How swell factors work
When you excavate dirt, rock, or sand, it occupies more space loose than it did in the ground because it picks up air gaps. A swell factor (sometimes called a bulking factor) is the multiplier between in-place bank volume and loose excavated volume.
- Common earth: about 25% swell. One cubic yard in the ground becomes 1.25 yd³ in the truck.
- Dry sand: about 12%. Sand barely bulks because it is already loose packed.
- Wet sand: about 5%. Water fills the voids, so less swell.
- Clay (dry): about 35%. Clay holds its shape but air pockets add up fast.
- Clay (wet): about 40%. Wet clay is heavy too. Watch for weight-limited loads.
- Rock, blasted: about 65%. Shot rock is the fluffiest material you haul.
- Topsoil: about 43%. Organic content makes topsoil bulk up more than you would expect.
These factors come from the Caterpillar Performance Handbook and the Spike VM reference tables. Those are the two sources that industry earthmoving calculations generally rely on. Real-world values vary with moisture, rock fragmentation, and how the loader works the material. Treat these as good planning numbers, not surveyed measurements.
How to use the calculator
- Pick your units. Imperial (feet and cubic yards) or metric (meters and cubic meters). Your choice is saved for next time.
- Enter the dig dimensions. Length, width, and depth. For irregular shapes, break the hole into rectangles and add them up.
- Select a soil type. Pick the closest match. If the site has a mix of materials, run the calculator once per soil and add the loads.
- Pick your truck. Choose from standard dump truck capacities or enter a custom value in cubic yards.
- Read the numbers. Bank volume, loose volume, and truckloads update in real time. Loose volume is what actually hits the truck bed.
Frequently asked questions
What is the difference between bank volume and loose volume?
Bank volume is the in-place, undisturbed dirt.

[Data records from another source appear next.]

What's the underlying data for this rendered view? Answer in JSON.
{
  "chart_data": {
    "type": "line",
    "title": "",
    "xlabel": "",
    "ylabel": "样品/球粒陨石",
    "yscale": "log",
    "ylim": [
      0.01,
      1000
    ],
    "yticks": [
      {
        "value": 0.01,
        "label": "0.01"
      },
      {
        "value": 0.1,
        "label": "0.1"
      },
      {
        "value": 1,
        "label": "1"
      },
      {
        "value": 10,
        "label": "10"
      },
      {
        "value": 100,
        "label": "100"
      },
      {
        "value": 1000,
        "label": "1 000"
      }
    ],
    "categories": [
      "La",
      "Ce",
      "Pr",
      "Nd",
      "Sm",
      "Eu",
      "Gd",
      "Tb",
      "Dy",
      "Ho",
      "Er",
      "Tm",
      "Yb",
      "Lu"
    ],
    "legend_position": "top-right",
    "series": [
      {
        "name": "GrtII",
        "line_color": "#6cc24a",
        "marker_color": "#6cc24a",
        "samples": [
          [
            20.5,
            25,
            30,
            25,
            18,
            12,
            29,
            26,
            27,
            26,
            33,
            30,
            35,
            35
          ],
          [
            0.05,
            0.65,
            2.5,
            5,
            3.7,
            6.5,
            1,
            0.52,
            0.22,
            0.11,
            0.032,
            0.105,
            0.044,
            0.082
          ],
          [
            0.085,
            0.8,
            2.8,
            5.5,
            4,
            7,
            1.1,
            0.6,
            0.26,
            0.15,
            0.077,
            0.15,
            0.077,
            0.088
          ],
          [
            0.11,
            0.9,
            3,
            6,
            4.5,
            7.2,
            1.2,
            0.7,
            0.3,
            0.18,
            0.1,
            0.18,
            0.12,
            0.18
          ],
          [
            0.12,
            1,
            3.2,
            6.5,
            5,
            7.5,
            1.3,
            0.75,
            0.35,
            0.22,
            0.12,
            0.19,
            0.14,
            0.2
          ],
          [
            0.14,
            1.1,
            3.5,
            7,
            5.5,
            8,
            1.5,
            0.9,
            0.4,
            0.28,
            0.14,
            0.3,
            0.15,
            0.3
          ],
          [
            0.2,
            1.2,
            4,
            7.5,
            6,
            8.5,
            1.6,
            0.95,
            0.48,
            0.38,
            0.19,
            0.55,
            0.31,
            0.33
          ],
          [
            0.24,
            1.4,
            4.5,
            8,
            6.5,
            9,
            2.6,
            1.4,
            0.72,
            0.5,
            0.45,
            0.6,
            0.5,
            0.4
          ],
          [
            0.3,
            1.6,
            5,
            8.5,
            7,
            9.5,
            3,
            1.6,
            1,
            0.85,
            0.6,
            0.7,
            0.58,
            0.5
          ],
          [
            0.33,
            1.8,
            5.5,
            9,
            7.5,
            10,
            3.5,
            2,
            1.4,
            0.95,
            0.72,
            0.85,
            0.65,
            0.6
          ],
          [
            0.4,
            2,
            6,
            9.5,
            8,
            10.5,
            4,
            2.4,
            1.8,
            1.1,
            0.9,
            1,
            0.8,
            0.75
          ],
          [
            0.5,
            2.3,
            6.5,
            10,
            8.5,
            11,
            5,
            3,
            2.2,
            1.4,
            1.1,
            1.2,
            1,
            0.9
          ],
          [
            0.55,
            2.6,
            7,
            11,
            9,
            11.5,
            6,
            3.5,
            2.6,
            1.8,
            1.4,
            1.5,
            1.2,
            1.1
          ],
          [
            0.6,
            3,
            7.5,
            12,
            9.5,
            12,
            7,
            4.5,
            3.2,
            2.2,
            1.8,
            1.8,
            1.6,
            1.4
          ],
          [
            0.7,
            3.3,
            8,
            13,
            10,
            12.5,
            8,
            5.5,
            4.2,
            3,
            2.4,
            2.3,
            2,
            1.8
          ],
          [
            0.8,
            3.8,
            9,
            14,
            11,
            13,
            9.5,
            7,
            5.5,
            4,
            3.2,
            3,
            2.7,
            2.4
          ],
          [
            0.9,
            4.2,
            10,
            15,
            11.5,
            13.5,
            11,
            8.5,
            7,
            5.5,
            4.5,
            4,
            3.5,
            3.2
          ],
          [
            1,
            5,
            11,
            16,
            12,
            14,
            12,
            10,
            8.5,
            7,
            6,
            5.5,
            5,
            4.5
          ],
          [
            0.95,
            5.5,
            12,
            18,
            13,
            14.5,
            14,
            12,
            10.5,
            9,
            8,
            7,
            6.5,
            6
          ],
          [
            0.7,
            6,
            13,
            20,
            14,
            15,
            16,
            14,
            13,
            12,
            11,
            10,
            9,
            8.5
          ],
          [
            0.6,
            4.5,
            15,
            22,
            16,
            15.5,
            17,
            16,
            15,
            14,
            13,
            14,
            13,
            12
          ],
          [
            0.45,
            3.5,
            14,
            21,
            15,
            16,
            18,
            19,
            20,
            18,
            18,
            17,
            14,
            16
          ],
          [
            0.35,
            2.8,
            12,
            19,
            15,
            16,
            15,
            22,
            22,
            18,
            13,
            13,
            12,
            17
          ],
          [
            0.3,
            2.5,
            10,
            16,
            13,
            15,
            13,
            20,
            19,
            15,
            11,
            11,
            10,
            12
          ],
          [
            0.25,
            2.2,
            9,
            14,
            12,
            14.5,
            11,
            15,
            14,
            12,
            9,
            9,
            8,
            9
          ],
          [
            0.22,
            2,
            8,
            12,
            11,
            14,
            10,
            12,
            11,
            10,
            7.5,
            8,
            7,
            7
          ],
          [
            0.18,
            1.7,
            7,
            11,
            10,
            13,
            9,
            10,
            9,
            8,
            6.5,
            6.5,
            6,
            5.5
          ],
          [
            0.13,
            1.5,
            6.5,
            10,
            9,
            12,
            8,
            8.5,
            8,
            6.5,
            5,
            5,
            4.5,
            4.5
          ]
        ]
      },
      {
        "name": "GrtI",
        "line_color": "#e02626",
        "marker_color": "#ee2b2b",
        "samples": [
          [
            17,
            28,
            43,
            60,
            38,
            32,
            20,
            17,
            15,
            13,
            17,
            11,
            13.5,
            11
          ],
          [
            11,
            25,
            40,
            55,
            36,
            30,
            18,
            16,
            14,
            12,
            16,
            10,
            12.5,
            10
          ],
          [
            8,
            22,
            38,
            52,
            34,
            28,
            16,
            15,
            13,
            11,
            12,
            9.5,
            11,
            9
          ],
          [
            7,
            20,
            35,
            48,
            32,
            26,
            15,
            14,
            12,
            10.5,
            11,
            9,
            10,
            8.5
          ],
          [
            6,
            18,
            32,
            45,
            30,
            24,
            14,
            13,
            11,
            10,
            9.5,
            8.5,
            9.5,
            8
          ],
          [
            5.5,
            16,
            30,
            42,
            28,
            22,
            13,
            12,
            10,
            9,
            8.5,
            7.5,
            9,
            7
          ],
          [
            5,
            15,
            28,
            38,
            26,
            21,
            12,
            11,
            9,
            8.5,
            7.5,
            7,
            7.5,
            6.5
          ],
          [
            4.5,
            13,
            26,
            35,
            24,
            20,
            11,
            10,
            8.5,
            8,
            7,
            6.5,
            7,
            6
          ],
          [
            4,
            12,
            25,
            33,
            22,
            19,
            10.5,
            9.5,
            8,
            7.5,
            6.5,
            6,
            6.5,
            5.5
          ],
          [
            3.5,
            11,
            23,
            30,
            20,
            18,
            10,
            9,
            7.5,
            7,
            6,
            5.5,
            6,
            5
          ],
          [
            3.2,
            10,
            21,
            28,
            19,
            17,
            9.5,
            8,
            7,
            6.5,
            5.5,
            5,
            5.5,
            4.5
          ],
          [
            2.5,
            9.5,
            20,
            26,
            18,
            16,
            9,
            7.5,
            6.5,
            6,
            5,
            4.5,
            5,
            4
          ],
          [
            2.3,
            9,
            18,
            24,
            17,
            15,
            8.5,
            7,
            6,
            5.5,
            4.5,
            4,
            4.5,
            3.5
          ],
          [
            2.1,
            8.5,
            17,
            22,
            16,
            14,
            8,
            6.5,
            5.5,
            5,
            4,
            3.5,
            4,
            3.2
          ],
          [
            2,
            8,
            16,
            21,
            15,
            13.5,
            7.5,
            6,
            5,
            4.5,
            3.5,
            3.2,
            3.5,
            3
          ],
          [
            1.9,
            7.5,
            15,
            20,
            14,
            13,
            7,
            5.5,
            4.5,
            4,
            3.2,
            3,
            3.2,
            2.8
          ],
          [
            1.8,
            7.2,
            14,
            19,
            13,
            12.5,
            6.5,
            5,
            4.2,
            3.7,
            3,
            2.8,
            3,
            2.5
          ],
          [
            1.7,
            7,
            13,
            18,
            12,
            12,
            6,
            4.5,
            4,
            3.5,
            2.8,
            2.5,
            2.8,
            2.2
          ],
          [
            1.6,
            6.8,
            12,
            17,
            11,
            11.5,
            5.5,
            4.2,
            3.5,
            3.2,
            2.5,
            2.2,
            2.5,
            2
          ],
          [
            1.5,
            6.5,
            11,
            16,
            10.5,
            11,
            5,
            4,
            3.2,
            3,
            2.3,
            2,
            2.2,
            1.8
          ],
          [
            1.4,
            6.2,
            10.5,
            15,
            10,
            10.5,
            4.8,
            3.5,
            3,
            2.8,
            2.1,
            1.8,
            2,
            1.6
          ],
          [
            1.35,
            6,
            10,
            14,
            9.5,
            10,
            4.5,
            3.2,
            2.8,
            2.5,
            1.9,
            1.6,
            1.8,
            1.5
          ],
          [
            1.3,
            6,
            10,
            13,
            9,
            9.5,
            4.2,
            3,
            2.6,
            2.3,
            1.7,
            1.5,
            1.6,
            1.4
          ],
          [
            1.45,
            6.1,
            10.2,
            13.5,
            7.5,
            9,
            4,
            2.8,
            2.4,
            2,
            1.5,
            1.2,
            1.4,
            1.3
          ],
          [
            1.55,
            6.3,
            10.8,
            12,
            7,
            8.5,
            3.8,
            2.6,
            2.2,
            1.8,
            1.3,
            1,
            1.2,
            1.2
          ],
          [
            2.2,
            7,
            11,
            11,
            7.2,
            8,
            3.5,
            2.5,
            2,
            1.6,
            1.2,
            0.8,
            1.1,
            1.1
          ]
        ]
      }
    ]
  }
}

It is what you measure from the surveyor's drawings before you dig. Loose volume is what you actually haul away after the dirt has been excavated and bulked up with air. Loose is always bigger than bank. The multiplier between them is the swell factor, and it depends on the soil type. Dry sand bulks up about 12%. Wet clay bulks up about 40%.
Why does my cubic yard calculator say I need more loads than yours?
Most generic cubic yard calculators ignore swell. They assume 1 yd³ of dirt equals 1 yd³ of truck space. That is wrong. When you dig 100 yd³ of common earth out of the ground, you get about 125 yd³ of loose material to haul. That is what the truck actually carries. Using bank volume to compute loads underestimates the real number by 20 to 40%. Enough to sink a bid.
Where do your swell factors come from?
Every swell factor in the soil dropdown is cross-checked against the Caterpillar Performance Handbook material tables and Spike VM's published bulking/swell reference. Where a range exists, we use the mid-range value, not the most aggressive one. Estimates bias toward being conservative, which is what you want on a bid.
Why does a partial load count as a full truckload?
Because you can't send half a truck. A 12 yd³ truck carrying 0.5 yd³ of spoil is still one trip to the dump. Same fuel, same driver time, same tipping fee. The calculator always rounds up, matching how real trucking billing works.
Does the calculator account for truck weight limits?
No. Truck capacities shown are volumetric (cubic yards). Dense materials like wet clay or wet rock may hit DOT axle weight limits before the bed is full, so the real-world load can be 10 to 20% smaller than the volumetric max. We flag this in the results. For rough planning it rarely matters. For hauling rates on heavy fill, check the truck's weight rating.
Is this free forever?
Yes. No signup, no email, no watermark. SpoilStack is a paid job tracker for excavation contractors. This tool is free.